All sites attempt to collect data 24 hours a day, seven days a week, 365 days a year, though challenges sometimes arise due to the combination of technically sophisticated instrumentation and remoteness. Throw in the climate extremes found across the Top End, at the top of the Great Dividing Range or in the Red Centre and it’s not surprising that the challenges occasionally beat the best efforts of the most experienced, canny and paranoid technicians. Data gaps are a fact of life in OzFlux, but the facility has developed specific data infrastructure – methods, software and processes – that help get over these occasional quality-control hurdles.

Because of their remoteness, most sites are linked back to their host institutions via modems, usually on the NextG mobile network. This allows researchers to collect the data daily and to monitor the sites from the comfort of their own desktops: see, for example, the Howard Springs site run by Monash and Charles Darwin universities. However, site visits are still needed every few weeks to retrieve the raw data and to service and check the instruments. There are also visits to collect ancillary data, such as leaf-area index, plant photosynthetic capacity, standing biomass, soil carbon, and a host of other ecosystem measures – often conducted in collaboration with other TERN facilities – required for interpretation of the flux tower data.

With a typical site storing around 1 million processed numbers a year, OzFlux needed easy-to-use, standardised quality-control procedures and a system that could be used across the network sites. These procedures and system enable OzFlux to automate the quality control process and publish uniform quality datasets across the flux network. The system was written by members of the OzFlux community in the Python language so that it is open-source and cross-platform. The central idea was to automate as much of the data processing as possible, but to still leave a human to review and accept the results. This design makes use of the fact that while people are very good at recognising the patterns indicating good or bad data, they get bored very quickly. In contrast, it’s hard to get computers to recognise patterns but they never get bored. The data infrastructure developed for OzFlux combines the best of both worlds.

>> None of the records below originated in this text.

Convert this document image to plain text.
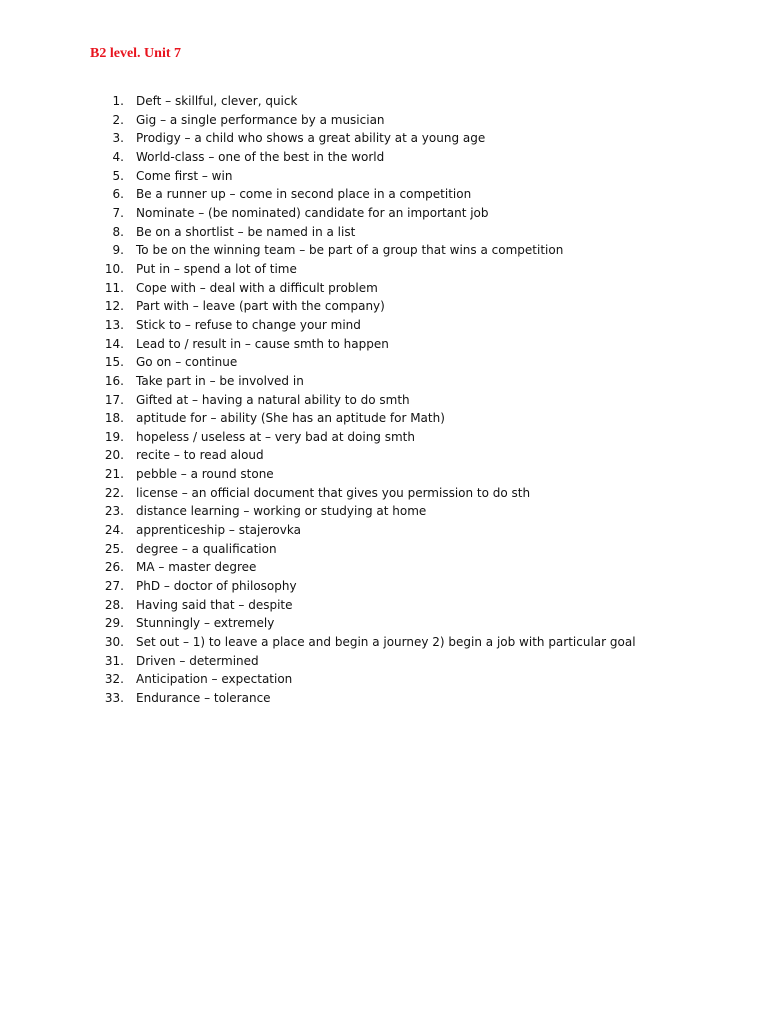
B2 level. Unit 7
1. Deft – skillful, clever, quick
2. Gig – a single performance by a musician
3. Prodigy – a child who shows a great ability at a young age
4. World-class – one of the best in the world
5. Come first – win
6. Be a runner up – come in second place in a competition
7. Nominate – (be nominated) candidate for an important job
8. Be on a shortlist – be named in a list
9. To be on the winning team – be part of a group that wins a competition
10. Put in – spend a lot of time
11. Cope with – deal with a difficult problem
12. Part with – leave (part with the company)
13. Stick to – refuse to change your mind
14. Lead to / result in – cause smth to happen
15. Go on – continue
16. Take part in – be involved in
17. Gifted at – having a natural ability to do smth
18. aptitude for – ability (She has an aptitude for Math)
19. hopeless / useless at – very bad at doing smth
20. recite – to read aloud
21. pebble – a round stone
22. license – an official document that gives you permission to do sth
23. distance learning – working or studying at home
24. apprenticeship – stajerovka
25. degree – a qualification
26. MA – master degree
27. PhD – doctor of philosophy
28. Having said that – despite
29. Stunningly – extremely
30. Set out – 1) to leave a place and begin a journey 2) begin a job with particular goal
31. Driven – determined
32. Anticipation – expectation
33. Endurance – tolerance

Once passing this stage, the data are stored and made accessible via the OzFlux Data Portal, originally developed for Monash University researchers by the Monash eResearch Centre on a program funded by the Australian National Data Service. Researchers upload their data to the OzFlux portal every quarter as NetCDF files, a format chosen for its ability to store metadata in the same file as the data itself. The data collections on the portal and the metadata for the files stored in the collections can be viewed by anyone, but access to the data currently requires an account, which is obtained by simply registering from the portal’s home page. Metadata describing each collection on the portal is also packaged in RIF-CS files and made available to any interested organisations such as the TERN Data Discovery Portal and Research Data Australia.

OzFlux’s data infrastructure is technically sophisticated and highly automated. The key to managing this level of complexity has been standardisation: across instruments, data collection methods, data processing and data format. Getting some 11 different research groups to adopt a standard approach to managing near-real-time data streams has been one of the greater challenges for OzFlux, but it is now clear evidence of the facility’s success.

The benefits of this cooperative development of data infrastructure are beginning to be realised, inside and outside the OzFlux community. Other research groups within Australia (e.g. the Regional Carbon Cycle Assessment Program) and the international ecosystem exchange community (via FluxNet) are already achieving efficiency and productivity gains by routinely using OzFlux-generated data for their projects. OzFlux remains committed to further refining its data infrastructure as it continues into its second decade of flux data collection.